Retired senior business travel consultant Charles Woodley reflects on agency life in the 1960s
I joined the travel industry in the 1960s when it was very much a slower-paced “people” business, and I am hoping today’s generation of travel staff might be interested to hear how it was in those far off days before smartphones.
In 1969 I joined MD Travel in Liverpool, a somewhat unusual agency as its management had decided to specialise in business travel for the many industrial concerns on Merseyside at that time. The office accommodated a dozen or so staff, seated around a long boardroom-style table. In the centre of the table were revolving bookshelves housing the many manuals necessary for the operation.
Booking requests came into the office via a very efficient “key and lamp” telephone system and the details were entered onto large cardboard booking files with plenty of blank space for amendments and scribbled notes.
Many of the most frequent callers became well known to us over time, even though we had never seen them in person. It was not possible to give them an instant confirmation. A speedy return call was promised and the booking process commenced. At that time rail bookings were regarded as some sort of dark art by most of us, and the call was transferred to the two dedicated rail staff. Rail tickets took the form of small pieces of cardboard, pre-printed with the most frequently used routes.
Seat or sleeper reservations involved a phone call to the appropriate British Rail office. Hotel bookings were made over the telephone after consulting one of several bulky hotel manuals listing just about every establishment in the world.
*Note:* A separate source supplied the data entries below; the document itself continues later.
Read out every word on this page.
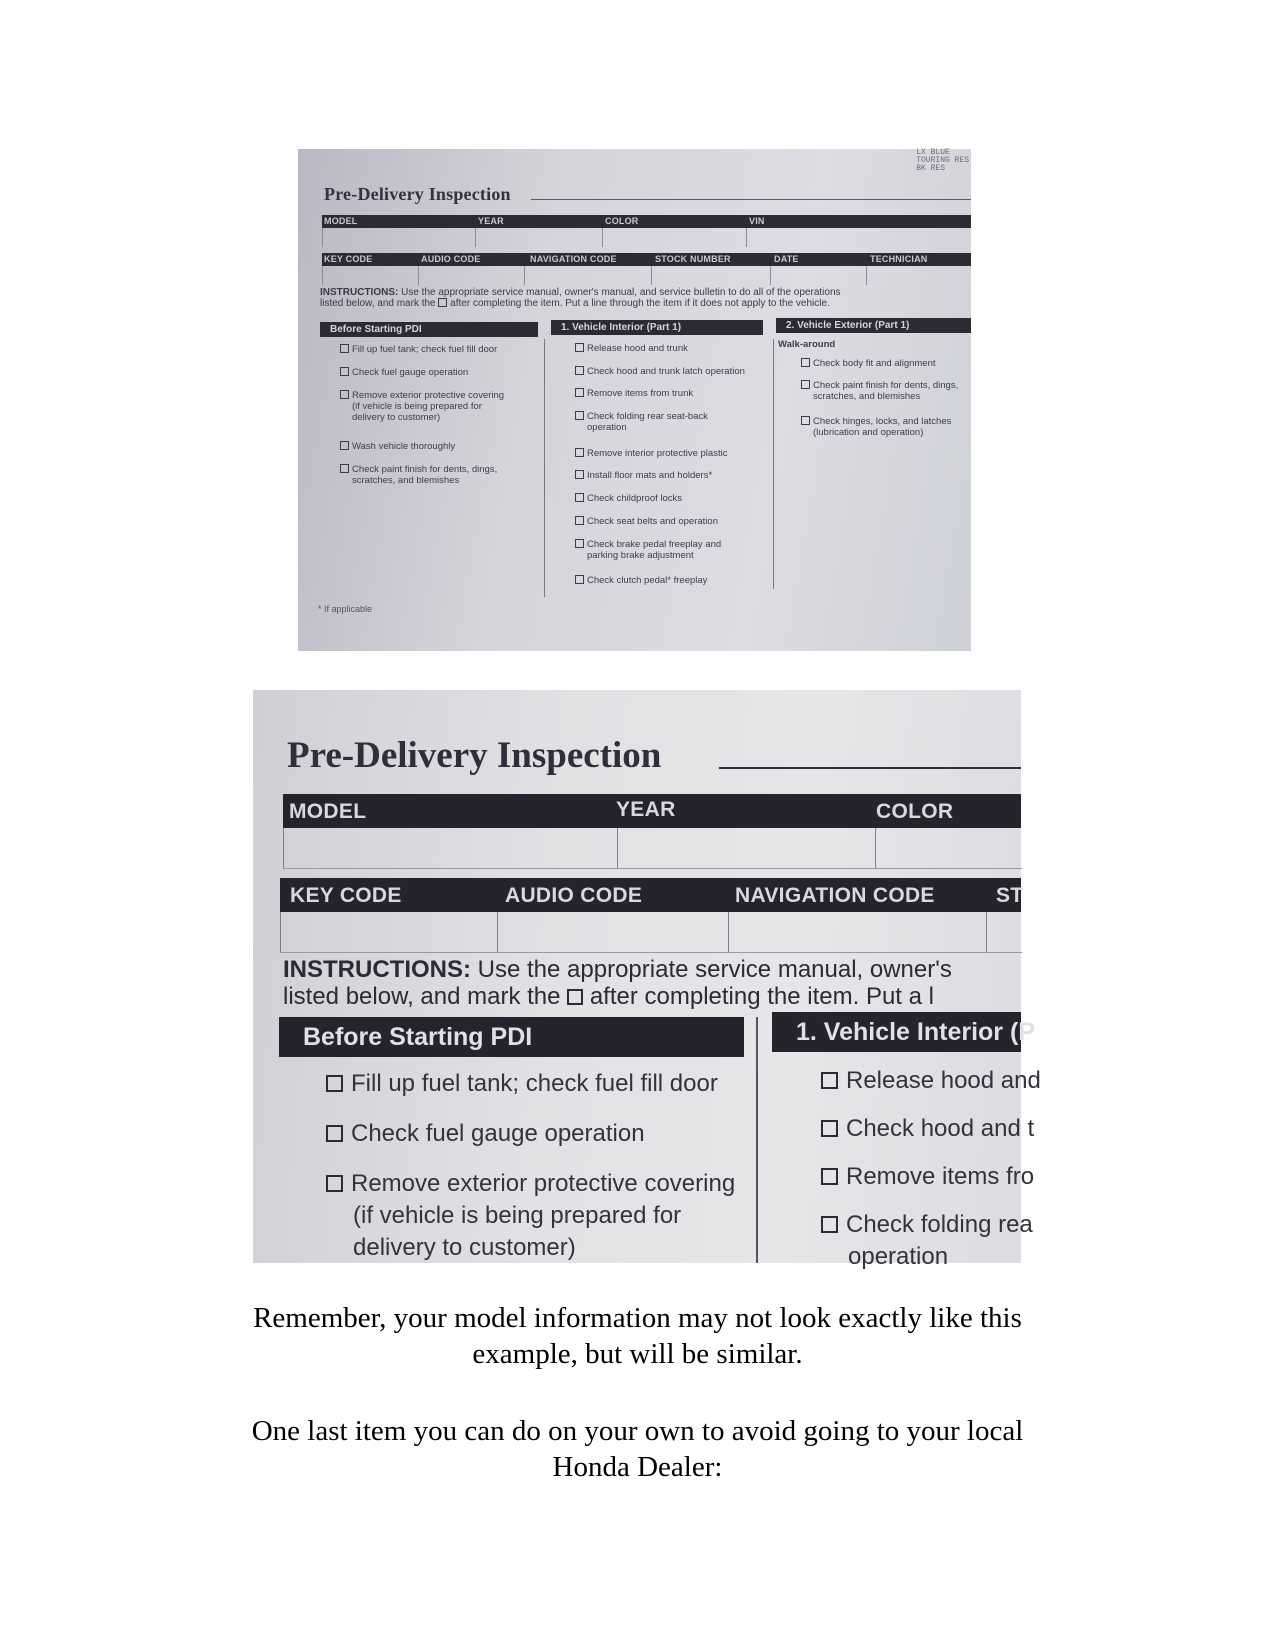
LX BLUE
TOURING RES
BK RES
Pre-Delivery Inspection
MODEL	YEAR	COLOR	VIN
KEY CODE	AUDIO CODE	NAVIGATION CODE	STOCK NUMBER	DATE	TECHNICIAN
INSTRUCTIONS: Use the appropriate service manual, owner's manual, and service bulletin to do all of the operations
listed below, and mark the  after completing the item. Put a line through the item if it does not apply to the vehicle.
Before Starting PDI	1. Vehicle Interior (Part 1)	2. Vehicle Exterior (Part 1)
Fill up fuel tank; check fuel fill door
Check fuel gauge operation
Remove exterior protective covering
(if vehicle is being prepared for
delivery to customer)
Wash vehicle thoroughly
Check paint finish for dents, dings,
scratches, and blemishes
Release hood and trunk
Check hood and trunk latch operation
Remove items from trunk
Check folding rear seat-back
operation
Remove interior protective plastic
Install floor mats and holders*
Check childproof locks
Check seat belts and operation
Check brake pedal freeplay and
parking brake adjustment
Check clutch pedal* freeplay
Walk-around
Check body fit and alignment
Check paint finish for dents, dings,
scratches, and blemishes
Check hinges, locks, and latches
(lubrication and operation)
* If applicable
Pre-Delivery Inspection
MODEL	YEAR	COLOR
KEY CODE	AUDIO CODE	NAVIGATION CODE	ST
INSTRUCTIONS: Use the appropriate service manual, owner's
listed below, and mark the  after completing the item. Put a l
Before Starting PDI	1. Vehicle Interior (P
Fill up fuel tank; check fuel fill door
Check fuel gauge operation
Remove exterior protective covering
(if vehicle is being prepared for
delivery to customer)
Release hood and
Check hood and t
Remove items fro
Check folding rea
operation
Remember, your model information may not look exactly like this
example, but will be similar.
One last item you can do on your own to avoid going to your local
Honda Dealer:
If a booking took several phone calls to achieve we were permitted to add the cost of these to the invoice for the stay. Once booked, a confirmation had to be telexed to the hotel. The details were typed onto the keyboard of the telex machine, which transposed them onto a punched tape.
The hotel telex number was dialled, and once the connection was made the punched tape was fed through the machine. Care had to be taken not to put the punched tape in upside down!
Most of our workload consisted of air reservations and ticketing, however.
When constructing an itinerary for a client much use was made of the ABC World Airways Guide. This massive two-volume work was published monthly and listed flight connections between just about any two points on the globe. Each airline’s reservations office had a “freephone” telephone number to reduce the travel agent’s phone bill.
These numbers had to be accessed via the GPO telephone operator. Each airline could only give immediate confirmation for its own flights. Seats on connecting flights with other carriers had to be requested and confirmed later. Once all the sectors were confirmed it was the job of the booking clerk to calculate the fare (more manuals involved) and pass the file over to the dedicated ticketing clerk for issuing. They then sent the file into the typing pool for preparation of the itinerary and the invoice before the whole lot was parcelled up and handed to one of the delivery drivers.
The work could be pressurised at times, but office life had its compensations. Good-humoured banter lightened things up and most days we had a visit from an airline rep or two. Anyone who could be spared was taken across the road for a drink or two and the airlines frequently organised fam trips to one of their new destinations. Invitations for these all-expenses paid goodies were allocated fairly, so we all got our turn. And, of course, there was the Christmas party… Happy days.